Ancak buna karşın ülkemizde pandemi etkisi hissedilmeye başladıktan sonraki süreçte hayatın akışına baktığımızda ve insanların hala sokaklarda, kalabalık alanlarda fazlaca göründüğünü göz önüne aldığımızda, spor sahalarında alınan bu tedbirin genel olarak virüsün yayılma hızına doğrudan etki edeceğini düşünmüyorum. Hele ki kaderi, çalıştıkları müesseselerin ‘iki dudağının arasında’ olan çalışan kitlenin, ‘işini kaybetmemek için’ işe gitmeye mecbur olduğu ve büyük çoğunluğunun da toplu taşıma araçlarını kullandığını, duraklarda, iskelelerde, istasyonlarda topluca beklediğini göz önüne aldığımızda tehlikenin hala iyi algılanmadığını düşünüyorum. Bunun yanında, pandemi nedeniyle en yüksek risk taşıyan 60-65 yaş üzerindeki insanlarımızın evlerinde durmayı bir kenara bırakın, hala büyük bir kısmının bu toplu taşıma araçlarını kullanarak seyahat ediyor olmaları, tüm uyarılara karşın hala kafe, kahvehane gibi sosyal ortamlarda kalabalıkların boy gösteriyor olması, ülke insanı olarak bilinç anlamında hala yeterli düzeye erişemediğimizin en net göstergesi… Hele bazı sokak röportajlarında pandemi konusuna öylesine vahim bakış açıları var ki, o detaylara girmek dahi istemiyorum!..

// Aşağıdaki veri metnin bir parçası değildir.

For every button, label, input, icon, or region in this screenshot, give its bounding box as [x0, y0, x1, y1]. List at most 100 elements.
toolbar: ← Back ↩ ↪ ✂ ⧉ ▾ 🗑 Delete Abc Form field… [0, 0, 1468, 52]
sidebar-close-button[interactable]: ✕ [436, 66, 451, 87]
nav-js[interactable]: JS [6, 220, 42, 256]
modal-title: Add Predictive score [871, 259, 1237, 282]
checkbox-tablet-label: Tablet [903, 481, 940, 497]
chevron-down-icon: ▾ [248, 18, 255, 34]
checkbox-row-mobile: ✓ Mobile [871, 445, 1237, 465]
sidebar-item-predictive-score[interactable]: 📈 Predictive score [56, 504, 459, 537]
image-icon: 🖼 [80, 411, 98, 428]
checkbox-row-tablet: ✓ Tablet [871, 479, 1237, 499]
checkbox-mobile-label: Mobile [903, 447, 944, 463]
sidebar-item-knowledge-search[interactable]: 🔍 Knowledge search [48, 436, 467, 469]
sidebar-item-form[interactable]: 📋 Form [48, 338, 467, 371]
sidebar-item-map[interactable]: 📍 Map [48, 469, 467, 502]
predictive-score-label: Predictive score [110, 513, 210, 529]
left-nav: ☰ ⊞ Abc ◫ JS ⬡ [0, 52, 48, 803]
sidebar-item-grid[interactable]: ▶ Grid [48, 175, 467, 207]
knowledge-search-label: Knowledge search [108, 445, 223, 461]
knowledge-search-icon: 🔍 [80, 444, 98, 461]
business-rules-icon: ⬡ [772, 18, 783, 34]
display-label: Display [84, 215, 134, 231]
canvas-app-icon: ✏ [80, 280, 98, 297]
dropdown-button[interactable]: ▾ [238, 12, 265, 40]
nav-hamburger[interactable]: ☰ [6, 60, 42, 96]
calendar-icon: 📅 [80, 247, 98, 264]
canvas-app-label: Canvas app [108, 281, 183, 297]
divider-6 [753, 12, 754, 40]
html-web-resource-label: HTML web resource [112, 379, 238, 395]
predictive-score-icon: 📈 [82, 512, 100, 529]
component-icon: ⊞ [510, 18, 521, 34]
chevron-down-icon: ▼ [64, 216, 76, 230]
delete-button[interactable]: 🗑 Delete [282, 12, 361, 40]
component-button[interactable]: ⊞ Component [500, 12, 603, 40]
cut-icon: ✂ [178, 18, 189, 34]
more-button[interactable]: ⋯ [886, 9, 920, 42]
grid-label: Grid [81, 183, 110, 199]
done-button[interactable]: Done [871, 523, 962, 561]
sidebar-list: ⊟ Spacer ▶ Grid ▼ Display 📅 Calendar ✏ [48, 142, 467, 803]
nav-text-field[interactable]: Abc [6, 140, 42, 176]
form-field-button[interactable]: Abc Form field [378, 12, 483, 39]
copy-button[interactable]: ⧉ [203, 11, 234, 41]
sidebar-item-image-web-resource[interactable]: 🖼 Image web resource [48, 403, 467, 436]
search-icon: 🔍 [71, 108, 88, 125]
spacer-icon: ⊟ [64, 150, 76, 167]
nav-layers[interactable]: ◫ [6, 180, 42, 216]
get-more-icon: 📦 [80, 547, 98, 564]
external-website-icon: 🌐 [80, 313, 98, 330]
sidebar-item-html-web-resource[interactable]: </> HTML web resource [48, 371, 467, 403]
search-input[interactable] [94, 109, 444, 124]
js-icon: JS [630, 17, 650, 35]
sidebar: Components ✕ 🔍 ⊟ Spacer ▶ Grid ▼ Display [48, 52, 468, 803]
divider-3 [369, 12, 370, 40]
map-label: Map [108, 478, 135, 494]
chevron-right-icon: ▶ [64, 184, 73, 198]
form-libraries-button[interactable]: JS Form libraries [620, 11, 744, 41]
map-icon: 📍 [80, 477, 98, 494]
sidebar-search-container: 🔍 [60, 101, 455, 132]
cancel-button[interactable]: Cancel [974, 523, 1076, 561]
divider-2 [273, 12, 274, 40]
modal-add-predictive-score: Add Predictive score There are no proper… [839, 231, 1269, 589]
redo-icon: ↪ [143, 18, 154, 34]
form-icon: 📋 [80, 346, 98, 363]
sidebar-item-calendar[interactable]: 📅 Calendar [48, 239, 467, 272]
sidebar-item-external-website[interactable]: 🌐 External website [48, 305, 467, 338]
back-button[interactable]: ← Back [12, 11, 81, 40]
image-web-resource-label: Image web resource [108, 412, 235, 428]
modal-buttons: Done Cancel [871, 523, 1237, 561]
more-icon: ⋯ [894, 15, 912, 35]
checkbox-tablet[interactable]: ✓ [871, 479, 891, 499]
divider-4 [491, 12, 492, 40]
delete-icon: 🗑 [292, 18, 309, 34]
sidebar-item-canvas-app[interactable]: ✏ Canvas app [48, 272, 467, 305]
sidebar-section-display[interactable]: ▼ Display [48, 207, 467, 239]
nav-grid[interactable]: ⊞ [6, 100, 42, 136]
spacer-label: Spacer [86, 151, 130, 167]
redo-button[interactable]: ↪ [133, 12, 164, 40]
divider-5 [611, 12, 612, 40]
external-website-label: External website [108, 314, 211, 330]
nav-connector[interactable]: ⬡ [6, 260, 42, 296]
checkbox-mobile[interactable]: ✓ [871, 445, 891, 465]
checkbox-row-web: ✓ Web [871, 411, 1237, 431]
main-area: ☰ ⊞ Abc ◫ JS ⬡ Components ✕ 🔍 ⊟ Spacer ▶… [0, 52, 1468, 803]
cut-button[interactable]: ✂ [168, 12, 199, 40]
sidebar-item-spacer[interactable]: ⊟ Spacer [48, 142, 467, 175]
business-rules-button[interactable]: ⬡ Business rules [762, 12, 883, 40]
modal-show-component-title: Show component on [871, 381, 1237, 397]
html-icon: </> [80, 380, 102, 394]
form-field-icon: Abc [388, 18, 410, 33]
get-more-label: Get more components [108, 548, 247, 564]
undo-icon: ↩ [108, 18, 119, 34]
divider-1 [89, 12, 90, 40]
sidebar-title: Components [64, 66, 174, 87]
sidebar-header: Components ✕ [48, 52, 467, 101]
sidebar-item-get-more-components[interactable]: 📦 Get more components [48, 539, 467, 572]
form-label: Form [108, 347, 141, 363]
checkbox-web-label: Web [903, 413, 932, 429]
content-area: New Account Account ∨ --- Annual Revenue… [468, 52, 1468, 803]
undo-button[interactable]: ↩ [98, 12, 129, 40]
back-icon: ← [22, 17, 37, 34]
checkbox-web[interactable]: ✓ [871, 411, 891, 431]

Ülkenin durumunu bir kenara bırakıp sportif pencereden bakmaya devam edecek olursak, erteleme kararı yerinde… Ancak bundan sonraki sürecin de nasıl yönetileceği büyük önem taşıyor. Basketbol açısından birbirini takip eden o kadar çok organizasyon var ki, bunların yeniden programlanması konusu sadece Türkiye’nin değil, Avrupa’nın, hatta Dünya’nın sorunu olmaya devam edecek. Örneğin Çin’den gelen haberlere göre ara verilen liglerin yeniden başlaması söz konusu. Uzakdoğu’dan gelen bu iyi haber, Avrupa’da da virüsün etkisine ve seyrine göre bu ara, çok da geniş bir zaman dilimine yayılmadan liglerin ve tüm organizasyonların yeniden oynanabilmesi adına olumlu bir işaret… Ancak her ne olursa olsun, bilet gelirleri, sponsorluk gelirleri ve diğer tüm gelir kalemlerinden yoksun hale gelen kulüplerin ve özellikle de pandemi öncesinde dahi maddi sıkıntılar yaşayan kulüplerin bu süreçle nasıl baş edecekleri ya da baş edip edemeyecekleri ayrı bir soru işareti… Bu konuda en mantıklı adımı, oyuncu ve antrenör kontratlarının dondurulması kararını alan Euroleague attı ve başta sıkıntı yaşayan kulüpler olmak üzere tüm paydaşlarının elini bir nebze olsun rahatlattı. Ülke federasyonları ve hatta FIBA’nın da bu anlamda olumlu adımlar atması, sürecin daha kolay aşılmasına yardımcı olacaktır.
Elbette zaman her şeyin ilacı. Dileğimiz pandemi evresinin en az zararla atlatılması, daha fazla can kaybının olmaması… Sonrasında ise liglerin sağlıklı bir şekilde oynanmaya devam edip, belki de yine bu süreçte devreye sokulacak ‘sıkıştırılmış program’ (organizasyonların daha kısa sürede tamamlanması. Örneğin Play-Off’ta maç sayısının ve maç aralarının azaltılması, liglerin hafta içi de oynanarak tamamlanması gibi) uygulaması ile arka arkaya gelen tüm organizasyonların sekteye uğramadan tamamlanması.